I am writing in response to Jamil Spatafore Abdullah's letter on Islamisation and democracy.
Jamil claims to come originally from America, but appears to be quite ignorant of the nature of American democracy when attempting to draw a parallel between religious practice in his country of birth and Malaysia.
The primary source of distinction lies in the First Amendment of the Bill of Rights that is enshrined in the US Constitution: Congress shall make no law respecting an establishment of religion, or prohibiting the free exercise thereof; or abridging the freedom of speech, or of the press.
Contrast this with the provisions in the third article of the Malaysian Constitution, which clearly establishes Islam as the official state religion.
It is precisely this principle of separation of state and church which resulted in the sacking of an Alabama chief justice (Alabama being one of the states in the Bible belt) after he disobeyed a legal order to move a Ten Commandments monument from a court building. It is also this principle that allowed the Massachusetts Supreme Court to pass its recent controversial ruling on gay marriage that is currently igniting an intense cultural debate throughout the US.
Jamil's analogy of the numerical dominance of Christian churches in the Bible Belt with an apparently similar dominance of mosques in Malaysia is facile at best. Churches in the US are not built with state funds, unlike the situation in Malaysia. Furthermore, city councils in the US generally provide permission for registered religious bodies to construct their respective places of worship.
Perhaps Jamil (if he has been resident in Malaysia for long enough) may be acquainted with complaints from various non-Muslim religious bodies that approval from the various state departments for the building of churches or temples have been notoriously difficult to obtain in certain areas.
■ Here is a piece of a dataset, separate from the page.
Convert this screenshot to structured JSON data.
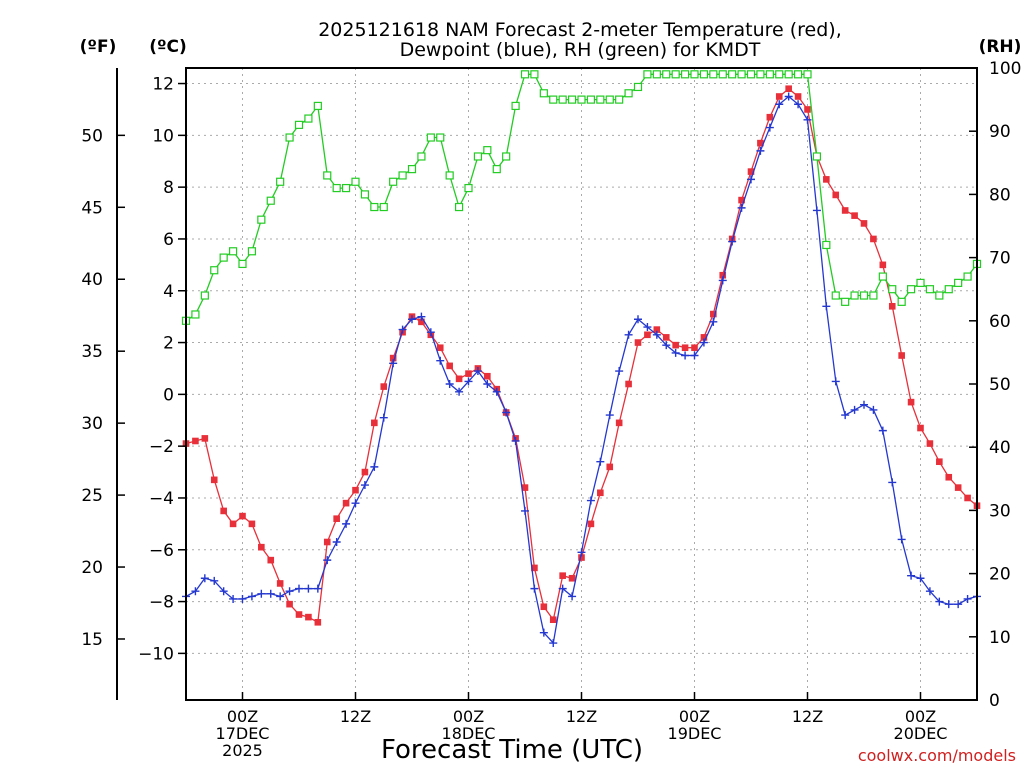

A more likely reason for the wide disparity between Christian and non-Christian places of worship in the Bible Belt is that subtle discrimination against non-Whites or non-Christians may be more prevalent in that area, particularly in employment opportunities. The resulting financial incapacitation of the religious minorities would thus affect their ability to muster sufficient resources to construct places of worship for their own communities.
Another possibility which Jamil fails to take into account is that Christians in that region are considerably more fervent in the expression of their religious sensibilities in comparison with other religious minorities.
While it cannot be denied that the large majority of Americans are very religious, I strongly disagree with Jamil's 'Christian nation' notion of the US in any manner that might be contextually similar to Malaysia's Islamic nation status.
Of course, I stand to be corrected in the event that US President George Bush (or some future US president) explicitly proclaims the Christian status of the US in the similar manner that our ex-PM has done for Islam and Malaysia, and makes the appropriate constitutional amendments to reflect that status.
The point of my letter however is not meant to advocate the notion that the church-state separation of the US is somehow superior or more desirable to the Islamic nation status of Malaysia. Rather, it is to demonstrate that any comparisons between the US and Malaysia as far as religious practice is concerned is bound to be erroneous because of the wide disparity between the constitutional recognition of the status of religion in these two countries.
Jamil provides a definition for democracy in his letter from the Oxford dictionary, which includes the phrase 'equality of rights in society'. At the end of his example about Christian churches in the Bible belt, he apparently contradicts this definition by stating: 'Is it fair? Definitely not, but that is democracy'. Surely fairness encompasses equality of rights, does it not?
In the ending of his letter, he repeats this theme by intimating that a democracy is really about the majority pushing its opinions onto the minorities, with the only recourse for these minorities being to increase their relative percentage in the population. Perhaps Jamil should repeat this piece of advice to bodies such as the Council for American Islamic Relations (CAIR), so that instead of monitoring discrimination against American Muslims or lobbying for the protection of their rights, their efforts would be better channelled towards actively promoting procreation amongst the Muslim community.
I believe that groups such as CAIR would remind him that one of the measures of a good democracy is the space that it provides for the rights and the freedom of speech of minorities to be protected. They might even remind him of a great American civil rights leader (which hopefully Jamil might be acquainted with) who once said: An injustice anywhere is a threat to justice everywhere.